Friday, August 5, 2011

Using Technology in Roleplaying Games - Help?

   I had an idea a year or so back. For it to make sense, I guess you need to know that I have a good sized (32") flatscreen on the wall of my game room. It is usually hooked up to my sons' video game consoles, but does have an input that I could drive from a computer.

  Anyway, the idea struck me when we played a couple of games of Star Frontiers. Good OSR Sci-Fi stuff there. I want to use my mini laptop and the big screen to put up video transmissions. For example, when the characters get a call on their vidphone, explaining a potential job, or when the enemy starship captain sends a threat to "lower your shields and prepare to be boarded, or be destroyed!" 
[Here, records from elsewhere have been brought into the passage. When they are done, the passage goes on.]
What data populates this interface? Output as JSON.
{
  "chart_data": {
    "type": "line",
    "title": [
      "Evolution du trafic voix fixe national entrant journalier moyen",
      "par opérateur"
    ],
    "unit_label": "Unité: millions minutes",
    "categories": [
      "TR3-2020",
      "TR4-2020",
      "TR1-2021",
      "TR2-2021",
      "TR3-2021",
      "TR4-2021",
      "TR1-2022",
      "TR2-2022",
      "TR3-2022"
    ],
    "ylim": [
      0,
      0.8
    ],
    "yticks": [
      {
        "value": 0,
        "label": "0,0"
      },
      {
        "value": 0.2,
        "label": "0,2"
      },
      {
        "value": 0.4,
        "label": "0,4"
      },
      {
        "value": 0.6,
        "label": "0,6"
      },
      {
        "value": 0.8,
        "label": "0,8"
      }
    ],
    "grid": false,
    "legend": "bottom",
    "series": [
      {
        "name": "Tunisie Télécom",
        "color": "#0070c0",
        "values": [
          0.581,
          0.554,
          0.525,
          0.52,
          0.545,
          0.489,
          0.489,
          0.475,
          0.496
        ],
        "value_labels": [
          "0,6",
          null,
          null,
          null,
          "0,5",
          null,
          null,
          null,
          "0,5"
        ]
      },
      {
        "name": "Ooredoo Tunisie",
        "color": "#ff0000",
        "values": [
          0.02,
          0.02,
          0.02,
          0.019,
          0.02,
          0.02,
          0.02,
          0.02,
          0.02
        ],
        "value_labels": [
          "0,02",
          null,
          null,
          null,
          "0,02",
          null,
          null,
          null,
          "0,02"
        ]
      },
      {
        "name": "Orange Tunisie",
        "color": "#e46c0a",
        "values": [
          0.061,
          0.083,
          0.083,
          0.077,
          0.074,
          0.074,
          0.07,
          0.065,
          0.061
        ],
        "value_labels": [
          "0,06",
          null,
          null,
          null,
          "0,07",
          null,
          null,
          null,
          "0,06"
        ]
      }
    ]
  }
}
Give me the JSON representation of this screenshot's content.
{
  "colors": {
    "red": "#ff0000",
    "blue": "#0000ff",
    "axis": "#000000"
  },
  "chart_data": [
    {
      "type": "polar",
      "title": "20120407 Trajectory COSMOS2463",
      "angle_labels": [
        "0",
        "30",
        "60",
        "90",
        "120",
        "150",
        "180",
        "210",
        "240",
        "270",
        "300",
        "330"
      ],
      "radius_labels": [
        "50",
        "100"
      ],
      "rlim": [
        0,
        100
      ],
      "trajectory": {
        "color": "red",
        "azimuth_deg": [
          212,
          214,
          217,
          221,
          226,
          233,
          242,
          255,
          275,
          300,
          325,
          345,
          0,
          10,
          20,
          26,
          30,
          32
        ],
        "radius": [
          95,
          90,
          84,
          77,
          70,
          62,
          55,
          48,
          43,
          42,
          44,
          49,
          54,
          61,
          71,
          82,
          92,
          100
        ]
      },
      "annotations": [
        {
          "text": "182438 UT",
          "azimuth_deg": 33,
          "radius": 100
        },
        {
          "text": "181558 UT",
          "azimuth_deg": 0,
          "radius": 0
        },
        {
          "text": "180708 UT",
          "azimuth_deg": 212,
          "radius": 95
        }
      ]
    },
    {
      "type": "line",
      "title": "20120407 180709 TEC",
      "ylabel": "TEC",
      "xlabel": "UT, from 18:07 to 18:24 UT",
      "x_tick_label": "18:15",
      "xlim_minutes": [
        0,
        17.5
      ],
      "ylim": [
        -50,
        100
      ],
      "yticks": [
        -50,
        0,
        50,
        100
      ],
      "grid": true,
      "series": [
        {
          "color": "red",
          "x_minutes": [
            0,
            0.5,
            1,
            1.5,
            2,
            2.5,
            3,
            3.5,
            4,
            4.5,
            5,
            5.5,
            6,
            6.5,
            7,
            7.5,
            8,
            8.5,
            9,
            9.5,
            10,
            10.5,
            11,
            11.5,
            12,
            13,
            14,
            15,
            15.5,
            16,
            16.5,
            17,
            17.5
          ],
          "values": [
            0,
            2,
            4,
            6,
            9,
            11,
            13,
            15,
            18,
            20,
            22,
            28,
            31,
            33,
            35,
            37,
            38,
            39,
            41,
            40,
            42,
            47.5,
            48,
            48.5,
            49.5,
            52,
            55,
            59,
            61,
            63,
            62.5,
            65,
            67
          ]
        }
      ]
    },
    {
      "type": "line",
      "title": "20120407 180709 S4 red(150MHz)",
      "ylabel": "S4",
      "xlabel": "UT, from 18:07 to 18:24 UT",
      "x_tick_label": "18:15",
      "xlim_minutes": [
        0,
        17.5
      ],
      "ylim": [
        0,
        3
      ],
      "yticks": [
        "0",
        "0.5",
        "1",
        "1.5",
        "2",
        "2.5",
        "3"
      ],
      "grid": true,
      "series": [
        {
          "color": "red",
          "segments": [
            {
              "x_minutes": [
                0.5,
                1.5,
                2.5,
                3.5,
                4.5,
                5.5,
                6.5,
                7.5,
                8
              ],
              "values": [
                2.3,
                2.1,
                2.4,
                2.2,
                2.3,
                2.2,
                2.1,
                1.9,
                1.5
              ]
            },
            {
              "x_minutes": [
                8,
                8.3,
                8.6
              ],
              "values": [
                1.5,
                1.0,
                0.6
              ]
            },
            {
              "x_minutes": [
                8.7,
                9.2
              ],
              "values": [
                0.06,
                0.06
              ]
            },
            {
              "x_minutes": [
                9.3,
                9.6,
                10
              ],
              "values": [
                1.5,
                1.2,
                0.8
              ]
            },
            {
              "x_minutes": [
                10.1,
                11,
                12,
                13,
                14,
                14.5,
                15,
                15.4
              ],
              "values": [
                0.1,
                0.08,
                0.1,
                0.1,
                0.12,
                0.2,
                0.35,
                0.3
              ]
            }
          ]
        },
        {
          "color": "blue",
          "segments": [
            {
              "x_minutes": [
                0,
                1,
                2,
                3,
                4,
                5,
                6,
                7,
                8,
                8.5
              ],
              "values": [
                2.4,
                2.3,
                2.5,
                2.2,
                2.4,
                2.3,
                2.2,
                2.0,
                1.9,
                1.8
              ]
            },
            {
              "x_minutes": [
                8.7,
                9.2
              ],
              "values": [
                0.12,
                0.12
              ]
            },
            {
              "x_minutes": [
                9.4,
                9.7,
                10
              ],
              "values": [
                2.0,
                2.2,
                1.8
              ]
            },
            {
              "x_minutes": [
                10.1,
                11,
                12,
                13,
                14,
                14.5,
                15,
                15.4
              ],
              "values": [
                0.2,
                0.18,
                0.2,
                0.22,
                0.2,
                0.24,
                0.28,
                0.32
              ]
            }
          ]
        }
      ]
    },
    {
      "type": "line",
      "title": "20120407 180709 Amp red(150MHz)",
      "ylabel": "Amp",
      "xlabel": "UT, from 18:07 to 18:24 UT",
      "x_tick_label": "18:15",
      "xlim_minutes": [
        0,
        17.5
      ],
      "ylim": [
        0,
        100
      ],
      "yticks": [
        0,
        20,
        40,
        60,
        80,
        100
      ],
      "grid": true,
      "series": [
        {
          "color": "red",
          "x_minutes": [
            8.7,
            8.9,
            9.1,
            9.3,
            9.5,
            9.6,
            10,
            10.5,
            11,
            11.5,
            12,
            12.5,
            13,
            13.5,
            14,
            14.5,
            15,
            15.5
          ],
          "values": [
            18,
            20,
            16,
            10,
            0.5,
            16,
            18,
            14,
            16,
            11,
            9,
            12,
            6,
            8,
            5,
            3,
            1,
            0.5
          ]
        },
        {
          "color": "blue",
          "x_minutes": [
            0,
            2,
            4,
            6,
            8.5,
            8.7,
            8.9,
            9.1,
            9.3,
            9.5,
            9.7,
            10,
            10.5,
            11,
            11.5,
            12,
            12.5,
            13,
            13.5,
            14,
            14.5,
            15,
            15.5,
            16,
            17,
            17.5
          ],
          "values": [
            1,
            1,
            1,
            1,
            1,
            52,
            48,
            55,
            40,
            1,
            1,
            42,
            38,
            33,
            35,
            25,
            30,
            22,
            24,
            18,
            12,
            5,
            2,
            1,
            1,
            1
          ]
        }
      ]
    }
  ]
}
   I just imagine this as a really cool use of technology to make for a memorable gaming experience. Problem is, how do I make the videos look good? Does anyone know of a cheap utility that could help me make good backgrounds, animate aliens, that sort of thing? I mean, a Sathar is a big worm. I can act, but that's a bit beyond me. By the way, I hear its voice as a mechanical translator with a heavy German accent.

2 comments:

David said...

If you have the time and cash, a modern digital stills camera can be used to shoot little videos. If you can load the videos onto your computer, you could probably buy some second hand editing software (Avid or similar) or even just find some simple shareware on the web to cut your clips up. Alternatively, use stills - use photoshop to make a composite of the Sathar on its bridge, for example, and use something like power point to call up the picture you want, when you want it. If you have a vocodor or a singing star mic, recite the Sathar's dialog into the mic while the players are looking at the screen and this will add to the Wowness. You're not IML, but you can show starmaps and library data, etc on the screen as well.

J Womack, Esq. said...

I do have a digital camera that does video. Not well, but still. Suppose I need some prop hats. Think it might be odd that all of my son's prospective employers look quite a bit like me?